Nebraska was a largely treeless prairie region when, on April 10, 1872, it became the first state to celebrate Arbor Day by planting trees.
The celebration came a few months after J. Sterling Morton, a vice-president of the Nebraska State Board of Agriculture, first proposed to the Board that the day be set aside for tree planting and that they should offer a “special premium” or prize for the county and for the person that planted the most trees on that day. The Board approved his resolution. Reportedly, there were more than a million trees planted in the state that first year.
Julius Sterling Morton had moved to the Nebraska Territory in the mid 1850s with his wife, Caroline Joy Morton, and while he worked as a newspaper editor and politician, they both soon became known for their love of trees. An 1885 Nebraska State Historical Society biography describes the greenery at their home, known as Arbor Lodge, as including, “Flowers and flowering shrubs, and vines and evergreens in great abundance… trees of ornament and fruit, hedges and vines and flowers.”
Morton’s reasons for promoting the idea of Nebraskans planting trees were many. He always kept the underlying economic importance of trees in mind, and Shaul E. Cohen, in his book Planting Nature, quotes Morton’s reasoning for Arbor day as both a sentimental occasion for men to enrich themselves, and also an equalizing one since even the poorest landholder in the young state could plant a tree. (“The rain and sunshine and seasons will be his partners,” Morton said, “just as genially and gently as they will be those of any millionaire.”) And, as Nebraska’s Governor explained in his Arbor Day proclamation of 1883 — though the details of how that worked weren’t yet understood — it was held that planting trees could benefit the climate.
But Morton also believed that the beauty of trees was a reason unto itself: “To preserve beauty on the earth, beauty herself beseeches us to plant trees, and renew dead landscapes with the shadow and light of plant life flitting through the pendant limbs, the willowy boughs and the waving foliage of sturdy, yet graceful woods. Our ancestors planted orchards to fruit for us, and homes to give us shelter.”
Morton wasn’t the only one promoting tree planting at the time, but his idea for Arbor Day was quickly adopted in Nebraska and other states, and publicized through newspapers. Soon schools held planting ceremonies and read relevant passages from poetry and literature to mark the day. Arbor Day became a legal holiday in Nebraska in 1885 (April 22nd, to honor Morton’s birthday), and eventually expanded to the U.S. as a whole and even other countries. It’s perhaps not the most famous holiday on the calendar, but 145 years later people are still celebrating it by planting trees.

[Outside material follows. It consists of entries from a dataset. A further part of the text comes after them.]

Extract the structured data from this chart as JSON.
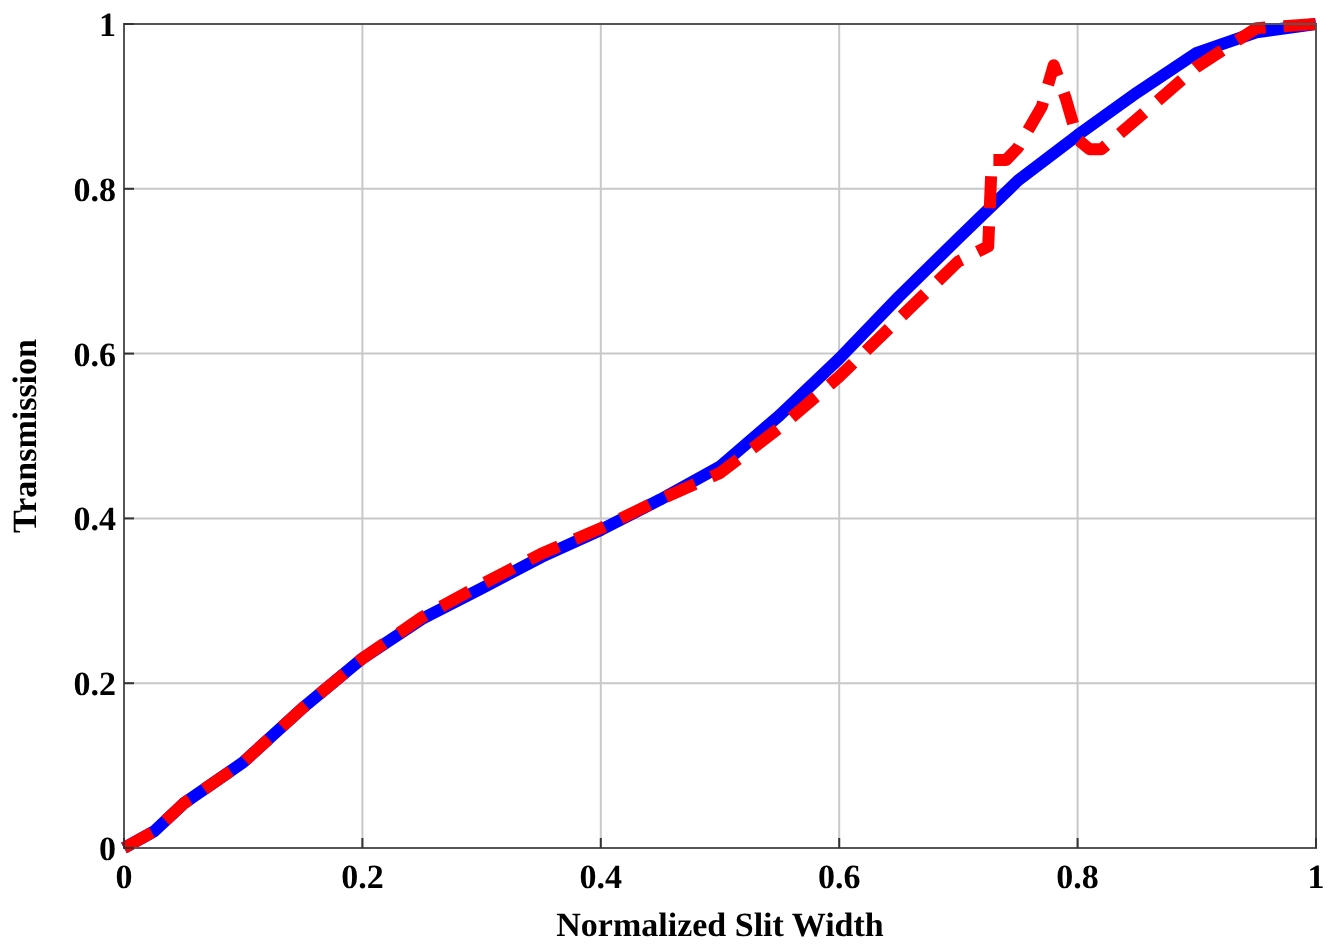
{
  "chart_data": {
    "type": "line",
    "xlabel": "Normalized Slit Width",
    "ylabel": "Transmission",
    "xlim": [
      0,
      1
    ],
    "ylim": [
      0,
      1
    ],
    "xticks": [
      0,
      0.2,
      0.4,
      0.6,
      0.8,
      1
    ],
    "yticks": [
      0,
      0.2,
      0.4,
      0.6,
      0.8,
      1
    ],
    "grid": true,
    "series": [
      {
        "color": "#0000ff",
        "line_style": "solid",
        "x": [
          0,
          0.025,
          0.05,
          0.1,
          0.15,
          0.2,
          0.25,
          0.3,
          0.35,
          0.4,
          0.45,
          0.5,
          0.55,
          0.6,
          0.65,
          0.7,
          0.75,
          0.8,
          0.85,
          0.9,
          0.95,
          1
        ],
        "values": [
          0,
          0.02,
          0.054,
          0.104,
          0.17,
          0.23,
          0.278,
          0.315,
          0.353,
          0.386,
          0.423,
          0.463,
          0.525,
          0.594,
          0.669,
          0.74,
          0.81,
          0.865,
          0.917,
          0.965,
          0.99,
          1
        ]
      },
      {
        "color": "#ff0000",
        "line_style": "dashed",
        "x": [
          0,
          0.025,
          0.05,
          0.1,
          0.15,
          0.2,
          0.25,
          0.3,
          0.35,
          0.4,
          0.45,
          0.5,
          0.55,
          0.6,
          0.65,
          0.7,
          0.725,
          0.728,
          0.74,
          0.75,
          0.77,
          0.78,
          0.79,
          0.8,
          0.81,
          0.82,
          0.85,
          0.9,
          0.95,
          1
        ],
        "values": [
          0,
          0.02,
          0.054,
          0.104,
          0.17,
          0.23,
          0.28,
          0.32,
          0.357,
          0.388,
          0.423,
          0.455,
          0.51,
          0.572,
          0.642,
          0.712,
          0.73,
          0.835,
          0.835,
          0.85,
          0.9,
          0.95,
          0.91,
          0.86,
          0.848,
          0.848,
          0.885,
          0.948,
          0.995,
          1
        ]
      }
    ]
  }
}
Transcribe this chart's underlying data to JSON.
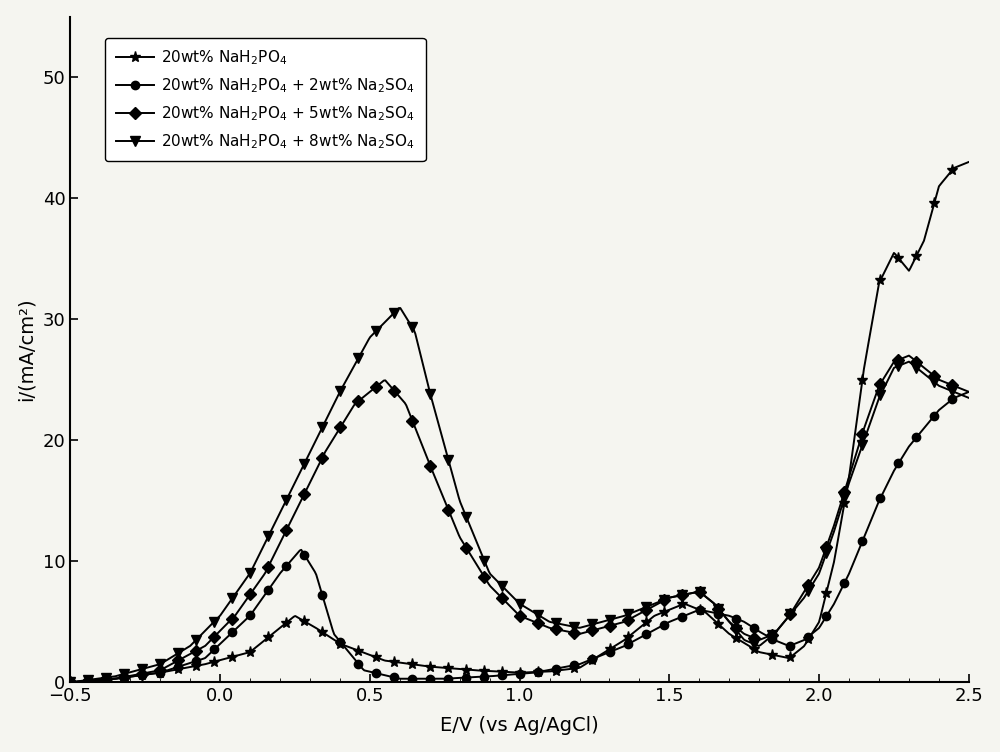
{
  "xlabel": "E/V (vs Ag/AgCl)",
  "ylabel": "i/(mA/cm²)",
  "xlim": [
    -0.5,
    2.5
  ],
  "ylim": [
    0,
    55
  ],
  "xticks": [
    -0.5,
    0.0,
    0.5,
    1.0,
    1.5,
    2.0,
    2.5
  ],
  "yticks": [
    0,
    10,
    20,
    30,
    40,
    50
  ],
  "legend_labels": [
    "20wt% NaH$_2$PO$_4$",
    "20wt% NaH$_2$PO$_4$ + 2wt% Na$_2$SO$_4$",
    "20wt% NaH$_2$PO$_4$ + 5wt% Na$_2$SO$_4$",
    "20wt% NaH$_2$PO$_4$ + 8wt% Na$_2$SO$_4$"
  ],
  "markers": [
    "*",
    "o",
    "D",
    "v"
  ],
  "line_color": "#000000",
  "background_color": "#f5f5f0",
  "figsize": [
    10.0,
    7.52
  ],
  "dpi": 100
}
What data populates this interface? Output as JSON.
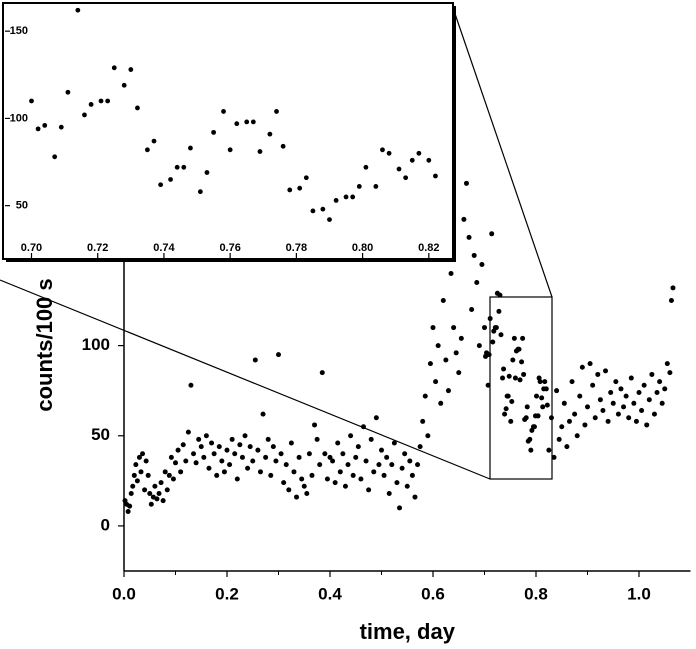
{
  "chart_data": [
    {
      "type": "scatter",
      "xlabel": "time, day",
      "ylabel": "counts/100 s",
      "color": "#000000",
      "xlim": [
        0,
        1.1
      ],
      "ylim": [
        -25,
        290
      ],
      "xticks": [
        {
          "value": 0,
          "label": "0.0"
        },
        0.2,
        0.4,
        0.6,
        0.8,
        {
          "value": 1,
          "label": "1.0"
        }
      ],
      "yticks": [
        0,
        50,
        100
      ],
      "x": [
        0.002,
        0.005,
        0.008,
        0.011,
        0.014,
        0.017,
        0.02,
        0.023,
        0.026,
        0.03,
        0.033,
        0.036,
        0.04,
        0.043,
        0.047,
        0.05,
        0.053,
        0.057,
        0.06,
        0.064,
        0.068,
        0.072,
        0.076,
        0.08,
        0.084,
        0.088,
        0.092,
        0.096,
        0.1,
        0.105,
        0.11,
        0.115,
        0.12,
        0.125,
        0.13,
        0.135,
        0.14,
        0.145,
        0.15,
        0.155,
        0.16,
        0.165,
        0.17,
        0.175,
        0.18,
        0.185,
        0.19,
        0.195,
        0.2,
        0.205,
        0.21,
        0.215,
        0.22,
        0.225,
        0.23,
        0.235,
        0.24,
        0.245,
        0.25,
        0.255,
        0.26,
        0.265,
        0.27,
        0.275,
        0.28,
        0.285,
        0.29,
        0.295,
        0.3,
        0.305,
        0.31,
        0.315,
        0.32,
        0.325,
        0.33,
        0.335,
        0.34,
        0.345,
        0.35,
        0.355,
        0.36,
        0.365,
        0.37,
        0.375,
        0.38,
        0.385,
        0.39,
        0.395,
        0.4,
        0.405,
        0.41,
        0.415,
        0.42,
        0.425,
        0.43,
        0.435,
        0.44,
        0.445,
        0.45,
        0.455,
        0.46,
        0.465,
        0.47,
        0.475,
        0.48,
        0.485,
        0.49,
        0.495,
        0.5,
        0.505,
        0.51,
        0.515,
        0.52,
        0.525,
        0.53,
        0.535,
        0.54,
        0.545,
        0.55,
        0.555,
        0.56,
        0.565,
        0.57,
        0.575,
        0.58,
        0.585,
        0.59,
        0.595,
        0.6,
        0.605,
        0.61,
        0.615,
        0.62,
        0.625,
        0.63,
        0.635,
        0.64,
        0.645,
        0.65,
        0.655,
        0.66,
        0.665,
        0.67,
        0.675,
        0.68,
        0.685,
        0.69,
        0.695,
        0.7,
        0.702,
        0.704,
        0.707,
        0.709,
        0.711,
        0.714,
        0.716,
        0.718,
        0.721,
        0.723,
        0.725,
        0.728,
        0.73,
        0.732,
        0.735,
        0.737,
        0.739,
        0.742,
        0.744,
        0.746,
        0.748,
        0.751,
        0.753,
        0.755,
        0.758,
        0.76,
        0.762,
        0.765,
        0.767,
        0.769,
        0.772,
        0.774,
        0.776,
        0.778,
        0.781,
        0.783,
        0.785,
        0.788,
        0.79,
        0.792,
        0.795,
        0.797,
        0.799,
        0.801,
        0.804,
        0.806,
        0.808,
        0.811,
        0.813,
        0.815,
        0.817,
        0.82,
        0.822,
        0.825,
        0.83,
        0.835,
        0.84,
        0.845,
        0.85,
        0.855,
        0.86,
        0.865,
        0.87,
        0.875,
        0.88,
        0.885,
        0.89,
        0.895,
        0.9,
        0.905,
        0.91,
        0.915,
        0.92,
        0.925,
        0.93,
        0.935,
        0.94,
        0.945,
        0.95,
        0.955,
        0.96,
        0.965,
        0.97,
        0.975,
        0.98,
        0.985,
        0.99,
        0.995,
        1.0,
        1.005,
        1.01,
        1.015,
        1.02,
        1.025,
        1.03,
        1.035,
        1.04,
        1.045,
        1.05,
        1.055,
        1.06,
        1.063,
        1.066
      ],
      "values": [
        14,
        12,
        8,
        11,
        18,
        22,
        28,
        34,
        25,
        38,
        30,
        40,
        20,
        36,
        28,
        18,
        12,
        16,
        22,
        15,
        18,
        24,
        14,
        30,
        20,
        28,
        38,
        26,
        35,
        42,
        30,
        45,
        36,
        52,
        78,
        40,
        35,
        48,
        44,
        38,
        50,
        32,
        46,
        40,
        28,
        44,
        36,
        30,
        42,
        34,
        48,
        40,
        26,
        45,
        38,
        50,
        32,
        44,
        36,
        92,
        42,
        30,
        62,
        38,
        48,
        28,
        44,
        36,
        95,
        40,
        24,
        34,
        20,
        46,
        30,
        16,
        38,
        26,
        22,
        18,
        40,
        28,
        56,
        48,
        34,
        85,
        40,
        26,
        38,
        36,
        24,
        46,
        30,
        40,
        22,
        34,
        50,
        28,
        38,
        44,
        26,
        55,
        36,
        20,
        48,
        30,
        60,
        34,
        42,
        28,
        38,
        18,
        34,
        46,
        24,
        10,
        32,
        40,
        22,
        36,
        28,
        16,
        34,
        44,
        58,
        72,
        50,
        90,
        110,
        80,
        100,
        68,
        125,
        92,
        75,
        140,
        110,
        96,
        85,
        104,
        170,
        190,
        160,
        120,
        150,
        135,
        100,
        145,
        110,
        94,
        96,
        78,
        95,
        115,
        162,
        102,
        108,
        110,
        110,
        129,
        119,
        128,
        106,
        82,
        87,
        62,
        65,
        72,
        72,
        83,
        58,
        69,
        92,
        104,
        82,
        97,
        98,
        98,
        81,
        91,
        104,
        84,
        59,
        60,
        66,
        47,
        48,
        42,
        53,
        55,
        55,
        61,
        72,
        61,
        82,
        80,
        71,
        66,
        76,
        80,
        76,
        67,
        42,
        60,
        38,
        75,
        48,
        55,
        68,
        44,
        58,
        80,
        62,
        50,
        72,
        88,
        56,
        66,
        90,
        78,
        60,
        84,
        70,
        64,
        86,
        58,
        74,
        68,
        80,
        62,
        76,
        66,
        72,
        60,
        82,
        68,
        58,
        74,
        64,
        78,
        56,
        70,
        84,
        62,
        74,
        80,
        68,
        76,
        90,
        85,
        125,
        132
      ]
    },
    {
      "type": "scatter",
      "color": "#000000",
      "xlim": [
        0.692,
        0.827
      ],
      "ylim": [
        20,
        165
      ],
      "xticks": [
        {
          "value": 0.7,
          "label": "0.70"
        },
        0.72,
        0.74,
        0.76,
        0.78,
        {
          "value": 0.8,
          "label": "0.80"
        },
        0.82
      ],
      "yticks": [
        50,
        100,
        150
      ],
      "x": [
        0.7,
        0.702,
        0.704,
        0.707,
        0.709,
        0.711,
        0.714,
        0.716,
        0.718,
        0.721,
        0.723,
        0.725,
        0.728,
        0.73,
        0.732,
        0.735,
        0.737,
        0.739,
        0.742,
        0.744,
        0.746,
        0.748,
        0.751,
        0.753,
        0.755,
        0.758,
        0.76,
        0.762,
        0.765,
        0.767,
        0.769,
        0.772,
        0.774,
        0.776,
        0.778,
        0.781,
        0.783,
        0.785,
        0.788,
        0.79,
        0.792,
        0.795,
        0.797,
        0.799,
        0.801,
        0.804,
        0.806,
        0.808,
        0.811,
        0.813,
        0.815,
        0.817,
        0.82,
        0.822
      ],
      "values": [
        110,
        94,
        96,
        78,
        95,
        115,
        162,
        102,
        108,
        110,
        110,
        129,
        119,
        128,
        106,
        82,
        87,
        62,
        65,
        72,
        72,
        83,
        58,
        69,
        92,
        104,
        82,
        97,
        98,
        98,
        81,
        91,
        104,
        84,
        59,
        60,
        66,
        47,
        48,
        42,
        53,
        55,
        55,
        61,
        72,
        61,
        82,
        80,
        71,
        66,
        76,
        80,
        76,
        67
      ]
    }
  ]
}
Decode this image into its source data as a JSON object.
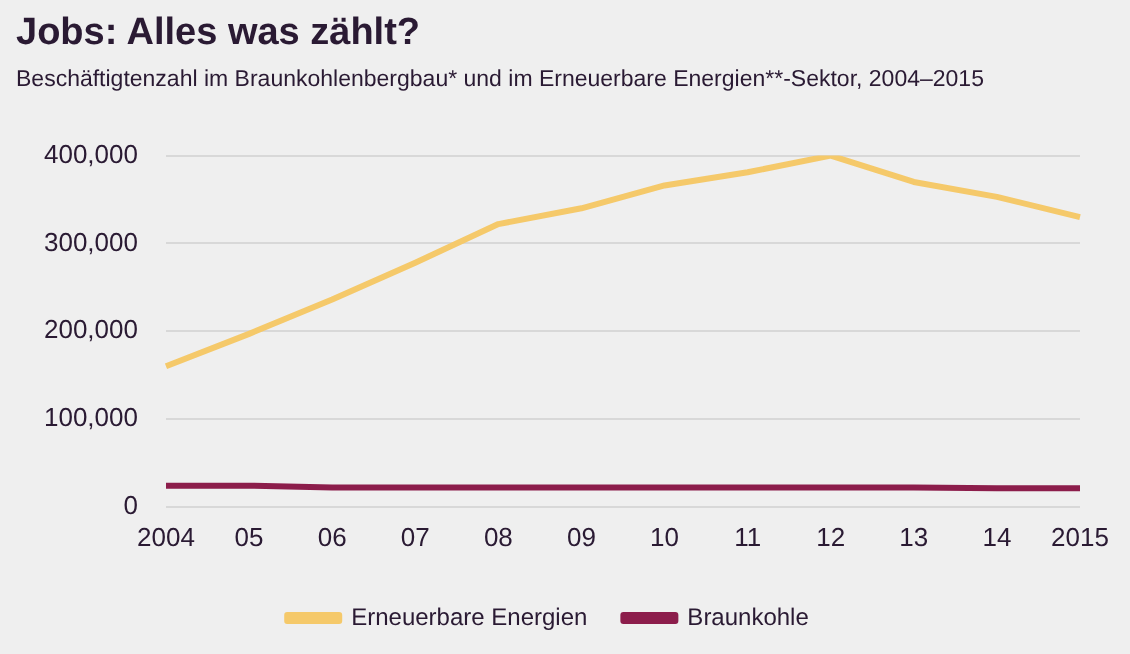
{
  "chart_data": {
    "type": "line",
    "title": "Jobs: Alles was zählt?",
    "subtitle": "Beschäftigtenzahl im Braunkohlenbergbau* und im Erneuerbare Energien**-Sektor, 2004–2015",
    "categories": [
      "2004",
      "05",
      "06",
      "07",
      "08",
      "09",
      "10",
      "11",
      "12",
      "13",
      "14",
      "2015"
    ],
    "series": [
      {
        "name": "Erneuerbare Energien",
        "color": "#f5c96a",
        "values": [
          160000,
          197000,
          236000,
          278000,
          322000,
          340000,
          366000,
          381000,
          400000,
          370000,
          353000,
          330000
        ]
      },
      {
        "name": "Braunkohle",
        "color": "#8c1d4b",
        "values": [
          24000,
          24000,
          22000,
          22000,
          22000,
          22000,
          22000,
          22000,
          22000,
          22000,
          21000,
          21000
        ]
      }
    ],
    "ylim": [
      0,
      400000
    ],
    "yticks": [
      {
        "value": 0,
        "label": "0"
      },
      {
        "value": 100000,
        "label": "100,000"
      },
      {
        "value": 200000,
        "label": "200,000"
      },
      {
        "value": 300000,
        "label": "300,000"
      },
      {
        "value": 400000,
        "label": "400,000"
      }
    ],
    "grid": "y",
    "legend": "bottom",
    "marker": "none",
    "line_style": "solid"
  }
}
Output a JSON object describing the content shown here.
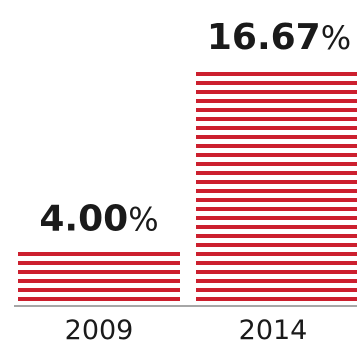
{
  "chart_data": {
    "type": "bar",
    "categories": [
      "2009",
      "2014"
    ],
    "series": [
      {
        "values": [
          4.0,
          16.67
        ],
        "value_labels": [
          "4.00",
          "16.67"
        ],
        "unit": "%"
      }
    ],
    "bar_color": "#cc1f2e",
    "bar_fill_style": "horizontal-stripes",
    "axis_color": "#888888",
    "xlabel": "",
    "ylabel": "",
    "grid": false,
    "legend": "none"
  }
}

In 1893, he was made Secretary of Agriculture by President Grover Cleveland, and a few years later the Government Printing Office published a manual on the history and observance of Arbor Day. The report included addresses on the importance and meaning of the occasion from notables, information on how best to plant trees and selected excerpts of poetry and literature about trees. Its author, Nathaniel Hillyer Egleston, noted that “from being only a humble expedient of one of out Western States a few years ago, [Arbor Day] has become a national holiday and one of our most important institutions.” Egleston wrote that Arbor Day could not only teach students the importance of trees to the functioning of society, but also make them into “tree lovers. A tree sentiment will be created and established which will lead us to recognize and cherish the trees as friends.”
In 1907 President Theodore Roosevelt remarked on the occasion, which by then was an annual occurrence in every state, that “a people without children would face a hopeless future; a country without trees is almost as hopeless.”
A century after the holiday was first celebrated, the Arbor Day Foundation was created to continue encouraging people to plant and love trees, and President Nixon proclaimed National Arbor Day. Now the last Friday in April is National Arbor Day, which is when most but not all states celebrate it. Variations are also celebrated with planting all over the world.
Morton, for one, might not be surprised that his idea has endured for so long. In 1887, in an Arbor Day address at the State University at Lincoln, Neb., he noted the why Arbor Day was unusual among holidays: “Each of those reposes upon the past, while Arbor Day proposes for the future. It contemplates, not the good and the beautiful of past generations, but it sketches, outlines, establishes the useful and the beautiful for the ages yet to come.”